Once an AIP has been successfully stored in the storage service, its unique identifier should be added to the equivalent item record in Calm, so that it can be easily located using the catalogue. For now this addition needs to be a manual process, but we hope to be able to automate it in the future.
Step | Description |
---|---|
Create SIP | Archivematica automatically creates a Submission Information Package (SIP), that describes the files that will be stored as an Archive Information Package (AIP). |
Store AIP | Archivematica automatically creates an AIP from the SIP and ensures it is correctly stored in the storage service. |
Link from catalogue | Add the unique identifier of the AIP to the associated item record in Calm, so that the catalogue can be used to find files in the storage service. |
There are number of future enhancements that we intend to explore to improve the workflow outlined above. These include using Archivematica for appraisal and integration with Calm.
Whilst Archivematica does already include support for appraisal, we believe it's not currently easy enough to use or functional enough to replace the current manual process.

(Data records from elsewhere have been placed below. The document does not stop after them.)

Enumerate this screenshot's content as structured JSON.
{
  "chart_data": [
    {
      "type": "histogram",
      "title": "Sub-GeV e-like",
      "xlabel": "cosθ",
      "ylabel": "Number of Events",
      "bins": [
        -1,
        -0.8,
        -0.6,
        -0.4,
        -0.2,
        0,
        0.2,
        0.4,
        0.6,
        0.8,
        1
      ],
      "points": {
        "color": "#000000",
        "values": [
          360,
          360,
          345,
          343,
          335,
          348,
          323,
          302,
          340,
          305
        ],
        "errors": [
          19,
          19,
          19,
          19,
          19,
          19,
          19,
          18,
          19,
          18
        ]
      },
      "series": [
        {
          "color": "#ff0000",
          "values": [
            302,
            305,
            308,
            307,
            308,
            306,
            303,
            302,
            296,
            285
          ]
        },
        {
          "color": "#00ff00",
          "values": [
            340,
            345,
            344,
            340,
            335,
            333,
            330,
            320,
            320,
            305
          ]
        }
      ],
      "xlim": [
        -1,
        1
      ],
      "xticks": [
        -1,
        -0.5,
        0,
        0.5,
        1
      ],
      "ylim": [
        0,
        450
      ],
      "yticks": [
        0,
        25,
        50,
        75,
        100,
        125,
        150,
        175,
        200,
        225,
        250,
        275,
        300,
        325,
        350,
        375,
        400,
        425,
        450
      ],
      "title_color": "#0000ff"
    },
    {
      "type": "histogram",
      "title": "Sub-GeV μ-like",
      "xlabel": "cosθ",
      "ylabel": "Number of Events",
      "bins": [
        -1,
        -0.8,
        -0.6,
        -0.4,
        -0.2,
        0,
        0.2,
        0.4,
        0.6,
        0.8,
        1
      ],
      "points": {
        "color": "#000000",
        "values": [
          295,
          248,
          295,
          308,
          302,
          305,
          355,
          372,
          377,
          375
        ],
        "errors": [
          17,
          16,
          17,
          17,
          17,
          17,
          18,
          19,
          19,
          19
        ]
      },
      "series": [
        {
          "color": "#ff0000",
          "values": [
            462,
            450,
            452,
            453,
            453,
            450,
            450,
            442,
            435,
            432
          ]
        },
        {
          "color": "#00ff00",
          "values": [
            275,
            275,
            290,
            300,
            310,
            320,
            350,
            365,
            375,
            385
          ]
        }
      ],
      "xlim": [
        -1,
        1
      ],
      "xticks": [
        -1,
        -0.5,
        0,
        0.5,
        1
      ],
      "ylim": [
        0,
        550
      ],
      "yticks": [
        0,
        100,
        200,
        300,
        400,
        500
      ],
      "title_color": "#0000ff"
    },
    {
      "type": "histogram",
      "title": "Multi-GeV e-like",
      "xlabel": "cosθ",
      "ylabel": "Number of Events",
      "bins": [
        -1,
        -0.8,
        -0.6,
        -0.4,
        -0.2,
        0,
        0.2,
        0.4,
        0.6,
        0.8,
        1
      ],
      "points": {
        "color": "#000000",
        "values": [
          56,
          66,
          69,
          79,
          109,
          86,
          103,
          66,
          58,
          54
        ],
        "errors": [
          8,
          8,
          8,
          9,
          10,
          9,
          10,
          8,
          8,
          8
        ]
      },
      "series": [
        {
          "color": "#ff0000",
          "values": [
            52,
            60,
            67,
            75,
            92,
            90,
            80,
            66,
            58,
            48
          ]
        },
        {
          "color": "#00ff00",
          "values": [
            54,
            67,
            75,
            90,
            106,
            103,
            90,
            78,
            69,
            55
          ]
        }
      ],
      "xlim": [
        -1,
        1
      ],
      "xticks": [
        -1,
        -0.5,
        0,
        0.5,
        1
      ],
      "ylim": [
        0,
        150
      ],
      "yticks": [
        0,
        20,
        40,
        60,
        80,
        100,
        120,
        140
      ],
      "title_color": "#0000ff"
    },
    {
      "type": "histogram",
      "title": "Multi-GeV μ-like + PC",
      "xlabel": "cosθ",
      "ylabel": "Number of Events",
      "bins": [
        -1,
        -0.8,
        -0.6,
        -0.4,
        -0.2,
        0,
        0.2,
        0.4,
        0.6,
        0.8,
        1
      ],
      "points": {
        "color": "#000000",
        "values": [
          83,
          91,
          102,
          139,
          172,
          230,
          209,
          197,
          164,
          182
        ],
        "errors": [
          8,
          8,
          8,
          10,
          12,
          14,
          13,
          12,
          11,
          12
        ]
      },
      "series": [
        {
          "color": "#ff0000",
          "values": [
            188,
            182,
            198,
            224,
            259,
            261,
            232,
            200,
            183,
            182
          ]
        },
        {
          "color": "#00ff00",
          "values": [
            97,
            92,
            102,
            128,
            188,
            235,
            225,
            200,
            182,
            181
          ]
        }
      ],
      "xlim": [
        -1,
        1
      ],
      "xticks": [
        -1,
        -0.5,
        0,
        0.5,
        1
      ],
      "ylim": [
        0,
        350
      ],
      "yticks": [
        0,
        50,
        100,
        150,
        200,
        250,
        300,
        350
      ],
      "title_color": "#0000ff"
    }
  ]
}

By working to improve Archivematica, we could:
Transfer all files into Archivematica on acquisition, providing automated generation of submission documentation and increased safety against data loss.
Provide automated analysis of file formats and associated file metadata to help with appraisal tasks.
Use machine learning as part of this analysis, to make suggestions and increase the scope of sensitive checking.
Arrange files into SIPs within Archivematica, streamlining the creation of packages for ingest.
Integration between Archivematica and Calm would allow for easier management of associated metadata, further streamlining the creation of packages for ingest.
With full integration, we could:
Find and create associated records in Calm during SIP creation in Archivematica.
Automatically include metadata in SIPs from associated Calm records.
Automatically update associated Calm records with AIP identifiers and file-level description, e.g. extent.